29.12.22

Acusaciones delatoras

2022 ha sido un mal año político y 2023 será peor. Incluso si cae el PSOE. Sobre todo si cae el PSOE. Le auguro debacle en las municipales y autonómicas de mayo (no hay que ser Casandra), y posteriormente en las generales, que tal vez se precipiten. Caballo Loco sabrá crispar cada vez más el ambiente, narciso heridísimo, de manera que el futuro gobierno se encuentre un país hecho unos zorros. La calle será un hervidero de frustrados histéricos, especialmente en los territorios nacionalistas, y ese será el verdadero legado de Sánchez: un país peor, un país imposible.

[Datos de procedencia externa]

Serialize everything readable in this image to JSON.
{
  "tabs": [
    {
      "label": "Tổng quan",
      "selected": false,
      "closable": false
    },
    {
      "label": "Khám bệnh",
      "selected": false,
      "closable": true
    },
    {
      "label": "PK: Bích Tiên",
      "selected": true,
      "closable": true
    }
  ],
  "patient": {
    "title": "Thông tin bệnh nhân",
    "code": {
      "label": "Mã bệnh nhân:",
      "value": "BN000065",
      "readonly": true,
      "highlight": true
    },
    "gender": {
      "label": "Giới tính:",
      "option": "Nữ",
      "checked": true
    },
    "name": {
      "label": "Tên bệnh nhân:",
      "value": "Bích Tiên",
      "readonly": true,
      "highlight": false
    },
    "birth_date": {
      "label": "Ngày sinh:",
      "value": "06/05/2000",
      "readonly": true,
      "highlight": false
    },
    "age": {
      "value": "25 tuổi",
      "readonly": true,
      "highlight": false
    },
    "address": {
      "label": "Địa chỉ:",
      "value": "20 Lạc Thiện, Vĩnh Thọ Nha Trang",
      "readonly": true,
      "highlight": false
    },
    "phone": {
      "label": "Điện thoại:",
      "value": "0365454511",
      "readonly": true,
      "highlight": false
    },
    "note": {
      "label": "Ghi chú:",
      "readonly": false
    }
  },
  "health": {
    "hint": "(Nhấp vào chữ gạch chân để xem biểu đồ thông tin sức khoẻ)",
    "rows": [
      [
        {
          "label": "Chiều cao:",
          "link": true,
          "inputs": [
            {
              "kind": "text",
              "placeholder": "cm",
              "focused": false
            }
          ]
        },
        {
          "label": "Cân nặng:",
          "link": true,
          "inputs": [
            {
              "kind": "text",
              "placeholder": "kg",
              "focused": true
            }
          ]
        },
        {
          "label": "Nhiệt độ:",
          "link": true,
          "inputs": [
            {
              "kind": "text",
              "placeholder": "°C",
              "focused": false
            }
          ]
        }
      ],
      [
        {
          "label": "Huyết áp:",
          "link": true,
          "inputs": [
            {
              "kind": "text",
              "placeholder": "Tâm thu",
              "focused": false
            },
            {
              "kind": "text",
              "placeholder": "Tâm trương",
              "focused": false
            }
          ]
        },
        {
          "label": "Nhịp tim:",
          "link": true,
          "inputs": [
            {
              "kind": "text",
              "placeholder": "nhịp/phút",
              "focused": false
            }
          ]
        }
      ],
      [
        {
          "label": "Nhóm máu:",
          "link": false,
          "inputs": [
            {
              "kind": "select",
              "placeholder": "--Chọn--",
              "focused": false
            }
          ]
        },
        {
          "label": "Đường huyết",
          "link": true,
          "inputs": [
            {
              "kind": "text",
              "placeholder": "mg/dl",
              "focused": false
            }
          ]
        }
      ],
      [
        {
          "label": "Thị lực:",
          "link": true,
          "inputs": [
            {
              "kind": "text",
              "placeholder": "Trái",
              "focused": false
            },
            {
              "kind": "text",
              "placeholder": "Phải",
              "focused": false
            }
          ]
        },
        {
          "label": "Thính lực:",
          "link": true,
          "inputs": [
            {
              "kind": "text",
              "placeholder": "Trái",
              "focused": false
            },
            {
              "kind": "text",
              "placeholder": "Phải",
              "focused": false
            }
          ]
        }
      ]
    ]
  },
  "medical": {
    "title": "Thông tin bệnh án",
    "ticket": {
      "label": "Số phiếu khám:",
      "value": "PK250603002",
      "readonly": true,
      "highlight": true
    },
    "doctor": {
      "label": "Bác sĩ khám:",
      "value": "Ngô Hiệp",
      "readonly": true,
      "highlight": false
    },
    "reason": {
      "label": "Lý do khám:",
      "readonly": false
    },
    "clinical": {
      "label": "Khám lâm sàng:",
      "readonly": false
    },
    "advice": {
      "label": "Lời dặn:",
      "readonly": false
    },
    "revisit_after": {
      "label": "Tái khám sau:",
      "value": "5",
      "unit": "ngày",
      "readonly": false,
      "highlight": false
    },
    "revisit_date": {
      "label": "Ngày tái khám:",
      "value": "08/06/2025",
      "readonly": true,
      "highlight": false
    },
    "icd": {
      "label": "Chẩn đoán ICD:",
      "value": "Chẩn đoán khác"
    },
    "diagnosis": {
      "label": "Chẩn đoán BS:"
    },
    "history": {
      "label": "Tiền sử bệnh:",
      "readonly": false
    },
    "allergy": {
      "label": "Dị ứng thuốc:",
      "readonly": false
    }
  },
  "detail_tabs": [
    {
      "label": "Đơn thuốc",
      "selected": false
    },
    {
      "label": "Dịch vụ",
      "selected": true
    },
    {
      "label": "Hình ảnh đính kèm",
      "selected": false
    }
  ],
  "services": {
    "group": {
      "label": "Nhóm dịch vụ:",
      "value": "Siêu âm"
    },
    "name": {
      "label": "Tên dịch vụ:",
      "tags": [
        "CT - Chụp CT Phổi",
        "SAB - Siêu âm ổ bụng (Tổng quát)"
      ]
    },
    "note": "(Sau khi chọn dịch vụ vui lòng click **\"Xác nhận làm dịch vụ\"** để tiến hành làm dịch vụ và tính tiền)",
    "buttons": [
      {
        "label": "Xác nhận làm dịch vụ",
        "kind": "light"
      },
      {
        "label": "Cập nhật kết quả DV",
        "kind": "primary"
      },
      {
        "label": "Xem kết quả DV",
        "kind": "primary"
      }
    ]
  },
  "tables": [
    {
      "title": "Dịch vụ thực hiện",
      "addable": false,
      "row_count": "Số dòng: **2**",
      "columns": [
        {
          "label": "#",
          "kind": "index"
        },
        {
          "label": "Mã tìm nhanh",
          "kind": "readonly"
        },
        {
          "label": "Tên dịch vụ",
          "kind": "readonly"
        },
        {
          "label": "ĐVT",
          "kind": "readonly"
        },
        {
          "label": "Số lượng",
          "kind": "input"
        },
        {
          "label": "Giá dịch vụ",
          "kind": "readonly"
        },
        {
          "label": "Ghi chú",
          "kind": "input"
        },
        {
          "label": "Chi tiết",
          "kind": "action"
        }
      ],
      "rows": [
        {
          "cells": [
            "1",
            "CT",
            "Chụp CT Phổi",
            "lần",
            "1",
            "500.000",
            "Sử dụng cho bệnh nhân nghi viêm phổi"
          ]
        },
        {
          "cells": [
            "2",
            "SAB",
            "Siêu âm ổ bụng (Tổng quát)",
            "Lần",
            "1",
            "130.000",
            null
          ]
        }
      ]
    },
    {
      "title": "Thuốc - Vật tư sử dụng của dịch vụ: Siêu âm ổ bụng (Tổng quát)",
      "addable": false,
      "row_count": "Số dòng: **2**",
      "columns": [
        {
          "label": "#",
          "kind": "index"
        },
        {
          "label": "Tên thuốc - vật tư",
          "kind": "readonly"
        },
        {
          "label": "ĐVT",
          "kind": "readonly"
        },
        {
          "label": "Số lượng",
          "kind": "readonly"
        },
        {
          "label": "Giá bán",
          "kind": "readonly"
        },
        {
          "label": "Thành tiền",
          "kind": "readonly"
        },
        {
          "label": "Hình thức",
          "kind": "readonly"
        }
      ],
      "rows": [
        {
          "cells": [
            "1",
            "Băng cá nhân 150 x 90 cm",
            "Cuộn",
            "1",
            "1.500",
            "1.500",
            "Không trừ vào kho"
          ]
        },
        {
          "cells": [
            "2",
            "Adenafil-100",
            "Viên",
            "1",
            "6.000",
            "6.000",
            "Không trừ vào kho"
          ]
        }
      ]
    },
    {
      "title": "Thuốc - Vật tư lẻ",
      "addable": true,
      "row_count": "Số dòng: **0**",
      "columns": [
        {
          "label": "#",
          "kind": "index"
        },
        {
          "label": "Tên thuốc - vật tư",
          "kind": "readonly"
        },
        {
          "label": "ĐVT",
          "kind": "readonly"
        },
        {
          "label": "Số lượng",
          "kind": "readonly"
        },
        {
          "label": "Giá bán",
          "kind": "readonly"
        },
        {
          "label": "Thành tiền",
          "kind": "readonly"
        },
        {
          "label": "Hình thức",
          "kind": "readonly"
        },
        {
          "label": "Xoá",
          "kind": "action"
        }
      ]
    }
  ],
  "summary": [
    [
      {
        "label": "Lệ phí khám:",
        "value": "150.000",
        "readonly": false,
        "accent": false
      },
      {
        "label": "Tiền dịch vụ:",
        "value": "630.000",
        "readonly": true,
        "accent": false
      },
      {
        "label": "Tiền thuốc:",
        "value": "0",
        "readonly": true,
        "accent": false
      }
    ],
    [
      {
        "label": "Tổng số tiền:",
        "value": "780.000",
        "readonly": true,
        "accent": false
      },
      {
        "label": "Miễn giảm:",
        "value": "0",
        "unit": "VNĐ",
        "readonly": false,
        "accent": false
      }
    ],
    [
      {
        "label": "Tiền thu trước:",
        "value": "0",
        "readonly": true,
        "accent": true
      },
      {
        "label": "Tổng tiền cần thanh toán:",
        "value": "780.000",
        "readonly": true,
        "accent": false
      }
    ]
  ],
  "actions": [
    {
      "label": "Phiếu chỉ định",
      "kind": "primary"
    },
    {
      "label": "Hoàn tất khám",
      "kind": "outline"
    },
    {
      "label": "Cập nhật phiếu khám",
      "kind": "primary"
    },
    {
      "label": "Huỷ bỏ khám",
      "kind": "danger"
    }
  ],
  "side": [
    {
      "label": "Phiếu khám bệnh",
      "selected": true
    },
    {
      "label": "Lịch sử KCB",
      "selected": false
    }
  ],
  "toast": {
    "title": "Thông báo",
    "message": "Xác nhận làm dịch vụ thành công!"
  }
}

Caballo Loco o Atila. Su "no es no" fundacional. Ahí estaba todo. Un empecinamiento autorreferencial, que excluía al otro; un aislacionismo solipsista que impedía toda comunicación con el contrario. Sus alianzas de después para la moción de censura solo eran la consecuencia. Yo no lo vi entonces. (Otros sí.) A mí la jugada me hizo gracia porque pensaba que era un timo a sus aliados, a los que engañaría y traicionaría. De Sánchez aún se podía decir, como dije, que, puesto que era un sujeto vacío, cabía la posibilidad de que fuese rellenado con el bien. Pero no, era la expresión misma de lo que era: un vacío inclinado hacia el mal (por aquella cerrazón constitutiva). Sus aliados, se dice pronto: lo peor del Parlamento. Filoetarras, golpistas aún calientes de su golpe, populistas que llevaban ya unos años excitando sórdidos resentimientos viscerales y un guerracivilismo soez.

Aun así, Sánchez y el PSOE eran la parte presentable en comparación con sus socios impresentables. Cuatro años después, Sánchez y el PSOE son indistinguibles de sus socios. Se han contagiado de impresentabilidad por simpatía; si es que no se han servido de la ocasión para destapar su tarro de las esencias particular, aquel PSOE de Largo Caballero que siempre estuvo ahí: vigente en el sectarismo de la militancia.

Es cierto, lo anoté no hace mucho, que durante toda la Transición se mantuvo latente la guerra civil. Esta se manifestaba cuando los partidos recurrían a un último argumento en los momentos de desesperación: la deslegitimación del oponente como heredero (preconstitucional; o mejor, anticonstitucional) de uno de los bandos. Lo hizo Suárez en 1979 cuando advirtió de que volvían los rojos; lo hizo González en 1996 cuando advirtió de que volvían los fascistas. Por su parte, también González sufrió acusaciones deslegitimadoras; como las sufrió Aznar. El último argumento, en un país que fue capaz de enfrentarse en una guerra civil de la que sigue traumatizado, siempre ha sido expulsar al otro.

Zapatero hizo de esto, es decir, del guerracivilismo, no ya un recurso desesperado y más o menos ocasional, sino uno de los ejes mismos de su política (con el disfraz del talante). Y Sánchez lo ha exacerbado. En Sánchez ya no hay nada más que esto.

No hay una sola intervención del presidente en que no acuse al PP de estar fuera de la Constitución. Y últimamente de querer dar un golpe de Estado por medio de los jueces y el Tribunal Constitucional. Son acusaciones gravísimas. Emitidas con una ligereza que no atenúa, sino que potencia, su gravedad, ya que contribuyen a mantener el terreno institucional embarrado, impracticable: con la brecha guerracivilista abierta. (El PP cae con frecuencia en el error de participar en el juego.)

Pero son acusaciones delatoras, que tienen el efecto de desenmascarar a quien las profiere: Sánchez necesita hacer acusaciones de tanta gravedad para encubrir la política que está haciendo de tanta gravedad. Su retórica acusatoria es el reverso de su acción, de su culpa: por aquella exhibe el calado de esta.